Independent booksellers are mushrooming all over the country, reported Fast Company in 2023. From 2021 to 2023, 425 new indie bookstores opened in the US. Indie stores are thriving, with 70 percent of them reporting an increase in sales compared to the pre-pandemic figures.

Large book  retailers are rebounding
This resurgence isn’t just occurring in small neighborhood bookstores. Barnes & Noble opened more stores than it had in the entire decade before the pandemic, reported 6News WOWT, and is planning on adding another 50-60 stores to its current 600.

In Papillion, Nebraska, Barnes & Noble is turning a new page and opening a store in a city where a previous one closed years ago. The bookseller is taking over a former Best Buy store.
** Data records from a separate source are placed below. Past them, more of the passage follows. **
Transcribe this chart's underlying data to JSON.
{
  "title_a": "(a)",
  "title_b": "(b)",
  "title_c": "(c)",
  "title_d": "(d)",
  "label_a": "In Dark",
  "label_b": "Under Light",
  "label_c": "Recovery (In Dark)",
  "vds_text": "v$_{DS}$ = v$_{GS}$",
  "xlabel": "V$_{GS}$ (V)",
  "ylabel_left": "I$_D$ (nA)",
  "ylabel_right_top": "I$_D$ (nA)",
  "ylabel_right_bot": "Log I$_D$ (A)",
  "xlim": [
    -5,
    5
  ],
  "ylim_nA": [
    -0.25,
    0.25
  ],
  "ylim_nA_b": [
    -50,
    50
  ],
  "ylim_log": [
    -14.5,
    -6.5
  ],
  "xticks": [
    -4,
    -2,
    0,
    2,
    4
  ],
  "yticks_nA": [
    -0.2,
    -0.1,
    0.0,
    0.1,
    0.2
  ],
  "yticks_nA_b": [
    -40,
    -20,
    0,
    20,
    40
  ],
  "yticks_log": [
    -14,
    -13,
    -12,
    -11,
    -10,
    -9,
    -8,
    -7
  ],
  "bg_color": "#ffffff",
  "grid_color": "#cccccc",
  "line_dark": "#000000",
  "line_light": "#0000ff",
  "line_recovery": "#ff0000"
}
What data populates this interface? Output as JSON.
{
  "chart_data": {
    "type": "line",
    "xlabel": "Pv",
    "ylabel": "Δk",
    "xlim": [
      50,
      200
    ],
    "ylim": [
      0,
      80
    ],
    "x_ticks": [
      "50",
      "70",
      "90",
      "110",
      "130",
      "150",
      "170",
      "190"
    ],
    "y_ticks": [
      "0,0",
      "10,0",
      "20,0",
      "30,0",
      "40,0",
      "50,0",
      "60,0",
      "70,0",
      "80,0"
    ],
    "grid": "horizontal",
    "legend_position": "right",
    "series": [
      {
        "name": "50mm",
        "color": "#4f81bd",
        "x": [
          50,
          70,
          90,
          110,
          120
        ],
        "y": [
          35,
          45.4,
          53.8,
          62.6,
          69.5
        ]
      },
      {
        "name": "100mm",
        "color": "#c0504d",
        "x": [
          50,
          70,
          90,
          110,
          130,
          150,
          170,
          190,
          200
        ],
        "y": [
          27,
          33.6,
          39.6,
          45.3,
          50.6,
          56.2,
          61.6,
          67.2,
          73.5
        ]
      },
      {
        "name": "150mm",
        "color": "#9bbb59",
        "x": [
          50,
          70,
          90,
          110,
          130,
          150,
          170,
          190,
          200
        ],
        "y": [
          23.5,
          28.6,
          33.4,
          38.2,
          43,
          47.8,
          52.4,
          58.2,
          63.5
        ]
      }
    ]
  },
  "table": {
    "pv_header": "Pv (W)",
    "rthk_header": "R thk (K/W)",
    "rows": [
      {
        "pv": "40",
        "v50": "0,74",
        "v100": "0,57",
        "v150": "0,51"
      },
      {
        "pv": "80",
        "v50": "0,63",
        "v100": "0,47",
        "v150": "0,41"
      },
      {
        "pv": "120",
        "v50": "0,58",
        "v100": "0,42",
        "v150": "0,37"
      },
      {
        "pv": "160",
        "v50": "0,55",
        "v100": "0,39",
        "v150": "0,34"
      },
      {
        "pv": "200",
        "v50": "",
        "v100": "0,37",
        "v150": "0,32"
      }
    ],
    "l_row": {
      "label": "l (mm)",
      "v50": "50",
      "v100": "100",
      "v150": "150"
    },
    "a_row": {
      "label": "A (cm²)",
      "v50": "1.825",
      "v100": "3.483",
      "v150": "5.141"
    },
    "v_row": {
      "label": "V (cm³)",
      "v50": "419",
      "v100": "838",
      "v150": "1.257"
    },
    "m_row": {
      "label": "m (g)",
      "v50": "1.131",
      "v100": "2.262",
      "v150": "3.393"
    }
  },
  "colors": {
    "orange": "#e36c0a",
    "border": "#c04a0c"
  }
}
Janine Flanigan, senior director of store planning and design with Barnes & Noble told WOWT that for a while new bookstores were not happening. “We came to a screeching halt in terms of opening stores,” said Flanigan “We hadn’t opened stores in a very long period of time.”

Flanigan credited this growing trend to the need for people to get out and socialize after stores reopened after the pandemic.  “As places were opening, we found that communities used us as a gathering place to talk, to meet to interact, and there really was a renewed interest in reading,” she said. This translated into a demand for more bookstores, large and small.